Life Expectancy Surpasses 78
Life expectancy in the United States has surpassed 78 years for the first time, the Associated Press reports. The longer life spans are largely due to declining mortality rates from nearly all of the leading causes of death, including cancer, accidents, heart disease, and diabetes. But, according to World Health Organization data, the United States lags behind about 30 other countries in life expectancy. Japan has the longest expected life span—83 years for babies born in 2006.
Safeway Offers $4 Prescription Drugs
The Safeway supermarket chain is the latest retailer to charge only $4 for hundreds of prescription drugs at its store pharmacies on the East Coast and in Chicago, according to the Washington Post. Safeway began testing the program at stores in Dallas and Houston in March. Included on the list of medications are antibiotics and drugs for blood pressure and thyroid conditions.
Wrinkle Therapies That Work
Skin treatments for crow's feet and fine lines abound, but there's some confusion about what really works, Lindsay Lyon reports. In the past decade, University of Michigan researchers have tried to provide some clarity. They looked into the mechanisms behind aging skin, and they now have a better understanding of how best to tame the process without Botox or plastic surgery. After analyzing several dozen of their studies, the team reported last month that three treatments definitely rejuvenate skin: topical retinoic acid, carbon dioxide laser resurfacing, and injections of cross-linked hyaluronic acid. All three are able to replenish collagen, which skin loses with time.

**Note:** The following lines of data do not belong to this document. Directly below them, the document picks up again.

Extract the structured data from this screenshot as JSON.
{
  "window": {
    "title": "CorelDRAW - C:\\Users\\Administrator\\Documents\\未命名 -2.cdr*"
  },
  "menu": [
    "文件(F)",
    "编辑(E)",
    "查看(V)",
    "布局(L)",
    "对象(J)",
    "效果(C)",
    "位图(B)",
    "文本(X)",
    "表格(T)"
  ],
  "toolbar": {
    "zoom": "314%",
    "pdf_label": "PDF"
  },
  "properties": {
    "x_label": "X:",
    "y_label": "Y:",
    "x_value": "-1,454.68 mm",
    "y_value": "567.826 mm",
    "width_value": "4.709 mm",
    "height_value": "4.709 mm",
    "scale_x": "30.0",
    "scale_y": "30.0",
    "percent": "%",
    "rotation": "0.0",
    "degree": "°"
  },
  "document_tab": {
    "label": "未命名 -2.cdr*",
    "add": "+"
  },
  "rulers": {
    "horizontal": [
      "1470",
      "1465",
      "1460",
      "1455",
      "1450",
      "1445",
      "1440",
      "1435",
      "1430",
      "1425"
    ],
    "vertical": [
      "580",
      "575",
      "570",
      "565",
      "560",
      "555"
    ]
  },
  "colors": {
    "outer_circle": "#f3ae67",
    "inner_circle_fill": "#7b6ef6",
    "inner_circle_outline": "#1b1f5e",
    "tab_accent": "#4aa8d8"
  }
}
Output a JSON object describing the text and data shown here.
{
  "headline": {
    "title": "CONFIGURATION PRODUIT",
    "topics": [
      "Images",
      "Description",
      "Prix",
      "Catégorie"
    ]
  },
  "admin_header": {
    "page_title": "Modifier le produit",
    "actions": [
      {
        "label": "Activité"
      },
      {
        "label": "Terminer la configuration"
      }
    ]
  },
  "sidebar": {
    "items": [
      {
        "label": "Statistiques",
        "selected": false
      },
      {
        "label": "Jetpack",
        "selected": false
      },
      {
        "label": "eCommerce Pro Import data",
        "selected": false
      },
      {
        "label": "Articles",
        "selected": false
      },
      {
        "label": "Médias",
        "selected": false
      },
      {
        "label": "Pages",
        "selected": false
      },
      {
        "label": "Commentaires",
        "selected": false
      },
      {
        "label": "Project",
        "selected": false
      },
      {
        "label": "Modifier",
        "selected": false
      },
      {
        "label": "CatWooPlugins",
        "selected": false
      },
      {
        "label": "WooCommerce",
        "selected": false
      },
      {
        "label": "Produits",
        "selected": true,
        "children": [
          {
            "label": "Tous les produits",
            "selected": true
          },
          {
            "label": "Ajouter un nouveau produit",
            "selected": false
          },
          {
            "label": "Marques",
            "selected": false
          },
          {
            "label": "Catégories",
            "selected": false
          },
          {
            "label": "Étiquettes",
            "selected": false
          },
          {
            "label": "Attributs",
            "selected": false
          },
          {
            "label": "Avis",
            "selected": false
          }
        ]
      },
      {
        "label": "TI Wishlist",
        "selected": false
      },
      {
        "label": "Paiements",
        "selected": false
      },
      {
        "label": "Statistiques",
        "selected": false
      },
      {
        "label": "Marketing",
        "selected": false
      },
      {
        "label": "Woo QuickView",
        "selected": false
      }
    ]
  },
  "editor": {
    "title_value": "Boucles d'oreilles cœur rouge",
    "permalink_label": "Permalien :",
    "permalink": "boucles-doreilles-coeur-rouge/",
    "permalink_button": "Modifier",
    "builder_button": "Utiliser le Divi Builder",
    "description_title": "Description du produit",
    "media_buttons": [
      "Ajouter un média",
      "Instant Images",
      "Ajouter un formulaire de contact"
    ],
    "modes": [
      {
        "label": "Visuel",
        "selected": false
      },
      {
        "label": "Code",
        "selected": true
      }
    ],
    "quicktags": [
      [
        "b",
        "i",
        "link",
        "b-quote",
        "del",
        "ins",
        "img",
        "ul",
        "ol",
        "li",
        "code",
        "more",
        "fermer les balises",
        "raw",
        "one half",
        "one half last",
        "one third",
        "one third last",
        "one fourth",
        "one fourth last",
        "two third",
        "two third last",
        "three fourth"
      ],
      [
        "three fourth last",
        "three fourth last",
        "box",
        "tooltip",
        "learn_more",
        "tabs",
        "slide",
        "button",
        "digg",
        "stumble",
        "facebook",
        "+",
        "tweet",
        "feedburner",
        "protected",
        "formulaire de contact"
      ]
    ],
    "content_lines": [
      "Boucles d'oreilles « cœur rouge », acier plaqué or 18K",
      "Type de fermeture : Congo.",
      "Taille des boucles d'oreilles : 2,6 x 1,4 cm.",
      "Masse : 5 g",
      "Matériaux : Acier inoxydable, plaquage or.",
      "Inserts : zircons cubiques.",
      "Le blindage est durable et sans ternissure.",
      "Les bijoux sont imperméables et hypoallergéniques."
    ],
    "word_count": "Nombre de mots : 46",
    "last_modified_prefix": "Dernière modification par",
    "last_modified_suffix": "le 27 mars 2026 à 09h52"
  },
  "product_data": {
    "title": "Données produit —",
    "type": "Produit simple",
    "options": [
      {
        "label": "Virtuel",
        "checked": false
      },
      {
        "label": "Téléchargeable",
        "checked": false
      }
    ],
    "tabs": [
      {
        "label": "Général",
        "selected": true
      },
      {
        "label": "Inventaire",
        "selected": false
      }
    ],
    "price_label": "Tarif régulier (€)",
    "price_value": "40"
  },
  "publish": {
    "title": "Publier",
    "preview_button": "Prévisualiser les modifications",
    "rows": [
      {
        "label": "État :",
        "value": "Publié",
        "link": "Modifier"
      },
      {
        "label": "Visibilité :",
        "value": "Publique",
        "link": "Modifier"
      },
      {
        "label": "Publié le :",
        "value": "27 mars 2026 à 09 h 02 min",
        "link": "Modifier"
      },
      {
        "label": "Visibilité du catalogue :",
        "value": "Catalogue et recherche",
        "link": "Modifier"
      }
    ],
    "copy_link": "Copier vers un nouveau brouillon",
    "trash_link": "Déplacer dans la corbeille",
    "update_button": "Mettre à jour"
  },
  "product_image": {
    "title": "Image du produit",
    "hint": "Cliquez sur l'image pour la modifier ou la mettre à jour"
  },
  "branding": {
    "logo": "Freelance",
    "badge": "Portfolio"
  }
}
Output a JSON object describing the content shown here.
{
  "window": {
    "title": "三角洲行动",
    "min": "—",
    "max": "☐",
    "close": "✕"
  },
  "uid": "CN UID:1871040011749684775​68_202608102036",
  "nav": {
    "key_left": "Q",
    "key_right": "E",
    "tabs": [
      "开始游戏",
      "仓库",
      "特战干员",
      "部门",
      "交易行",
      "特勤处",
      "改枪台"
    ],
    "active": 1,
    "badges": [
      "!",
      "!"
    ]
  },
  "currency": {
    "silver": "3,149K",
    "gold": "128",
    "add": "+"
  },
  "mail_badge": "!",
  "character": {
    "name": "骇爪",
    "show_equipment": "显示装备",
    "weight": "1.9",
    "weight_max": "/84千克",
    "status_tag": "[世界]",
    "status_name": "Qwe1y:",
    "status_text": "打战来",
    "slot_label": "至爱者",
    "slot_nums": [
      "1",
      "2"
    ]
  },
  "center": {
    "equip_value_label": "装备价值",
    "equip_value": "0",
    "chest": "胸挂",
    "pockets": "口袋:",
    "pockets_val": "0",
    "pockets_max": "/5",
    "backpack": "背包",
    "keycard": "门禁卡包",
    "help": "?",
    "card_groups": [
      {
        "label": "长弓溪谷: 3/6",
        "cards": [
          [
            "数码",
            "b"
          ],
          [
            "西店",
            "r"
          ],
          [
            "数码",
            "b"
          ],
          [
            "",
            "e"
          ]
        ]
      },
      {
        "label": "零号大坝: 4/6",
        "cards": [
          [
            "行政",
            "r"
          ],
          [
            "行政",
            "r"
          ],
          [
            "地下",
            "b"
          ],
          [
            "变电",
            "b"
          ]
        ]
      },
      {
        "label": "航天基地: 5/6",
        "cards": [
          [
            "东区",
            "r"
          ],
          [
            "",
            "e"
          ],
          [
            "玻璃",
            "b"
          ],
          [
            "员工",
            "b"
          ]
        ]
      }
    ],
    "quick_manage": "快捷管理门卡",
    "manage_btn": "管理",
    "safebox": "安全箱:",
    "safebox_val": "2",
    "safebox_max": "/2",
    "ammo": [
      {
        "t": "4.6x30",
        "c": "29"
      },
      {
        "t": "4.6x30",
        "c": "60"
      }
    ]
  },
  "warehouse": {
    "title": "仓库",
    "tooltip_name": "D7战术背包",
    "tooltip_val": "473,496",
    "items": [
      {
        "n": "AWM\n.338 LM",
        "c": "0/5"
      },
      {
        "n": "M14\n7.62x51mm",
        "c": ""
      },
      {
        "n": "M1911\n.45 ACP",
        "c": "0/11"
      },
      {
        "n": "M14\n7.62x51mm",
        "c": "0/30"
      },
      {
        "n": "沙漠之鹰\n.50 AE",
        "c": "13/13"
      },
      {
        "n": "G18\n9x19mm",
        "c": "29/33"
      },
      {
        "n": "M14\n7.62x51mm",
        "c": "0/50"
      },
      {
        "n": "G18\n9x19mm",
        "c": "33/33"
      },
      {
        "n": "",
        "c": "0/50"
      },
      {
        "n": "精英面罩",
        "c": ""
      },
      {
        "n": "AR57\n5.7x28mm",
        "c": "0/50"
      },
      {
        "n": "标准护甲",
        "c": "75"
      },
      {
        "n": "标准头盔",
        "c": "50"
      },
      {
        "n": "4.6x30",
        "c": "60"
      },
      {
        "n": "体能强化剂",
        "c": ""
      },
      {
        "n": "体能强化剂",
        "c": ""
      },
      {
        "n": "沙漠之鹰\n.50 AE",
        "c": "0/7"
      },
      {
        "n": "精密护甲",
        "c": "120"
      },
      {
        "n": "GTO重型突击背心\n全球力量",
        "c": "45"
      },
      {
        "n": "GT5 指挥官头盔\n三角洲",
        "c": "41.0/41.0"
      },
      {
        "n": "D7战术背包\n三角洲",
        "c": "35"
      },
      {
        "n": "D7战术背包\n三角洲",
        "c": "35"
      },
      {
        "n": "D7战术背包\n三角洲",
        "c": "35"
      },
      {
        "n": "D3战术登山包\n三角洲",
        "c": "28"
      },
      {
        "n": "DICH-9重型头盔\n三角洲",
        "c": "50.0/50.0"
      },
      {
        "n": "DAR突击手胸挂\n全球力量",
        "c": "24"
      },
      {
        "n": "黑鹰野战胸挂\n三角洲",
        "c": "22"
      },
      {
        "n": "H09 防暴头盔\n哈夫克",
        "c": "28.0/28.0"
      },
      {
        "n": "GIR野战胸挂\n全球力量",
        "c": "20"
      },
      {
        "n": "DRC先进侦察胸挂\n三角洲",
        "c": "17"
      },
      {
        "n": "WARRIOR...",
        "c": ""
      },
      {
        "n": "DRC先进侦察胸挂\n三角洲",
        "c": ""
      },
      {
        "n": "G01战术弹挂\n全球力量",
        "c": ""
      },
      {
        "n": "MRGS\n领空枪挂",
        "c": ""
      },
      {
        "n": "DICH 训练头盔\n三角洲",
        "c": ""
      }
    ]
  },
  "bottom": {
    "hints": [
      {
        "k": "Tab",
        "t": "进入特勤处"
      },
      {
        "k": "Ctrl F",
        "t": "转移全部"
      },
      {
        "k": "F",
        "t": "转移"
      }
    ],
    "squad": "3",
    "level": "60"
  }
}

How to Avoid False Positives on Mammograms
There are ways to get a more accurate mammogram, since some mammography facilities are better than others, according to a study published this week in the Journal of the National Cancer Institute. The analysis of 44 facilities, which performed nearly half a million mammograms over five years, found that, on average, mammograms missed about 20 percent of breast cancers that were diagnosed soon after, Deborah Kotz reports. And about 10 percent of the time, they yielded a "false positive" result that later turned out not to be cancer.
Kotz previously reported that mammograms are an imperfect imaging tool and do a lousy job finding breast cancers in women with dense breasts.